U.S. District Judge Lynn Adelman granted plaintiffs' attorneys and additional 30 days at a hearing involving Parkash Singh Badal, the chief minister of Punjab, who was sued for alleged persecution of Sikhs in India by the human rights group Sikhs for Justice, while Badal was in Wisconsin in August to attend a wedding, the Milwaukee Journal Sentinel reported Monday.
Two days before his arrival, a gunman attacked the Sikh temple in Oak Creek, Wis., killing six people and himself, and Badal found himself thrust into the news as he met with survivors and reporters.
A process server who went to a community service at a high school to serve Badal with a summons, may have given the court papers to the wrong person, the newspaper said.

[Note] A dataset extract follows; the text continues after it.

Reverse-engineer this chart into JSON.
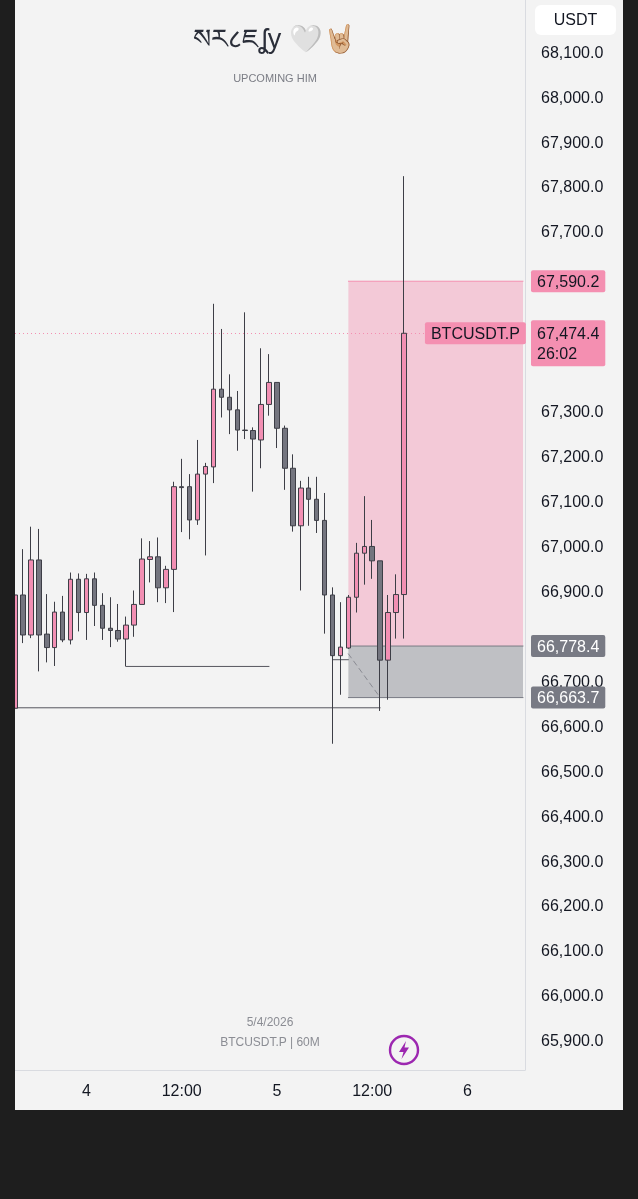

In testimony last week, Martin O'Toole, an agent with the U.S. State Department's Diplomatic Security Service, said Badal had never visited the high school during his five-day stay in Wisconsin but process server Christopher Kratochvil, 43, said he served the papers after neither the man Kratochvil thought was Badal, nor the two people with whom he was standing, denied the man in question was the indented recipient.
Adelman isn't expected to rule on the motion to dismiss the charges until May, the newspaper noted.